• Mirsayid Sultan Galiev est un personnage de l'histoire soviétique auquel je dirais que j'ai un rapport ambivalent, d'"unité et lutte", de sympathie et à la fois de critique.Déjà, il faut rappeler en préambule qu'il était un militant et intellectuel révolutionnaire relativement JEUNE : l'essentiel de son activisme, qui lui a valu sa condamnation par le jeune pouvoir soviétique, s'est déroulé entre ses 30 et 35 ans. À la même époque, Lénine mourait à l'âge de 54 ans et Staline accédait au pouvoir à pratiquement 45, si cela permet de situer.
    Attaché comme - disons-le sans détour - tout révolutionnaire doit l'être à son peuple et à sa culture ; il a clairement soulevé des questions de toute première importance, auxquelles la direction soviétique, comme c'était malheureusement trop souvent son habitude, a tendu à répondre par l'anathème et la répression, plutôt que par le développement d'une véritable contre-argumentation politique face aux réponses éventuellement erronées qu'il y apportait.

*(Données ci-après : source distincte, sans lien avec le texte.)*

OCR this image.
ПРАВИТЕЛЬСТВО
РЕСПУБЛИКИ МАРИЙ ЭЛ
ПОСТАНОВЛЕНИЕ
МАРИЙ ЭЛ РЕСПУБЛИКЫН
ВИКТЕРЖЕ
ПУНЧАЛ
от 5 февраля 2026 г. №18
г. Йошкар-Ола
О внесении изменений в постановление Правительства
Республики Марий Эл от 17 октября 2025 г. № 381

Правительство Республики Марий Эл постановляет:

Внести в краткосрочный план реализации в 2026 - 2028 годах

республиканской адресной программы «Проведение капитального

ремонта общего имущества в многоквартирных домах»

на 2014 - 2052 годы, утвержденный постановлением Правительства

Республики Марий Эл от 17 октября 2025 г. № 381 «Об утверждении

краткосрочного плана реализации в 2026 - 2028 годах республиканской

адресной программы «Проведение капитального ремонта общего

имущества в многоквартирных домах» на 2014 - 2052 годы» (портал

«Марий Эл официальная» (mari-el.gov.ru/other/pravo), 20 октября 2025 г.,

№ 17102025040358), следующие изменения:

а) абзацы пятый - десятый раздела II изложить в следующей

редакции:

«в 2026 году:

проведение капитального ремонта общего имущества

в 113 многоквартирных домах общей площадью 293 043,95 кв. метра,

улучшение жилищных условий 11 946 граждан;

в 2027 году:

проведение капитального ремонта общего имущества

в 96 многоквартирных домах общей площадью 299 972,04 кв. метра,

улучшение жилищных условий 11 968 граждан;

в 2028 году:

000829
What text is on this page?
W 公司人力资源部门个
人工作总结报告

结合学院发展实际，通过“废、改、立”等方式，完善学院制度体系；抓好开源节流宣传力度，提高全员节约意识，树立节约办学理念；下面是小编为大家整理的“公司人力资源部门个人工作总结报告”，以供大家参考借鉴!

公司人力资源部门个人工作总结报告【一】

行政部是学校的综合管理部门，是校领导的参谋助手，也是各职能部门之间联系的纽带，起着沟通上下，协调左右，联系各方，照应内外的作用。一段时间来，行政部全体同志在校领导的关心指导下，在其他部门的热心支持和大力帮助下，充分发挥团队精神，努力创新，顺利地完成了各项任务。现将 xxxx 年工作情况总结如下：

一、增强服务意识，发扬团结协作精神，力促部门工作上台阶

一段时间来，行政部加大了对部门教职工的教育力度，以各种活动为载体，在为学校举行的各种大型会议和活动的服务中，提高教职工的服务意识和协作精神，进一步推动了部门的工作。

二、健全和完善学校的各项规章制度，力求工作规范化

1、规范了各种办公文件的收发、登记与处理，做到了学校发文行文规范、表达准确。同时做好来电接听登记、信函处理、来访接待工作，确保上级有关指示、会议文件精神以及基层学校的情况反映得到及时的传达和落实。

    Il faut signaler aussi que tant que Lénine, dont les positions sur la question nationale (en particulier de 1915-16 jusqu'à ses derniers écrits avant sa mort) sont notre socle théorique absolu en la matière, était en vie, il bénéficiait d'une relative bienveillance et protection de sa part : dont acte.
    Après, de ce que j'ai pu en lire ; car une réalité aussi est qu'il a laissé relativement peu d'écrits, et pour la plupart disponibles uniquement en russe ou en turc ; ses thèses restaient tout de même relativement peu "cousues", on va dire, même si elles pouvaient effectivement parfois préfigurer ce qui deviendra la conception marxiste-léniniste "de base" du "front uni" de 4 classes (ouvriers, paysans, petite bourgeoisie et éléments progressistes de la moyenne bourgeoisie nationale) dans la lutte anticoloniale et anti-impérialiste. On dira ; comme d'ailleurs lui-même l'affirme dans son "audition" par le GPU en 1928 ; qu'elles étaient largement "en élaboration" et n'ont jamais pu être consolidées et parachevées.
    J'ai pu trouver quelques textes en anglais ici : https://cosmonaut.blog/tag/sultan-galiev/ ; en dehors de la sentence de son dernier procès le condamnant à mort en 1939, qui ne présente pas un grand intérêt, la retranscription de son "audition" par le GPU en 1928, et un texte théorique de sa main saisi par le NKVD lors d'une ultérieure arrestation, donnent un aperçu assez éclairant de sa pensée.
    Il y a comme je l'ai déjà dit des choses très sensées et de vraies questions soulevées ; quant aux problématiques que devait évidemment soulever la transformation "en bloc" d'un Empire colonial, l'Empire tsariste, en Union de républiques socialistes, dans les rapports économiques et sociaux entre les peuples, et politiques entre les avant-gardes de ces peuples...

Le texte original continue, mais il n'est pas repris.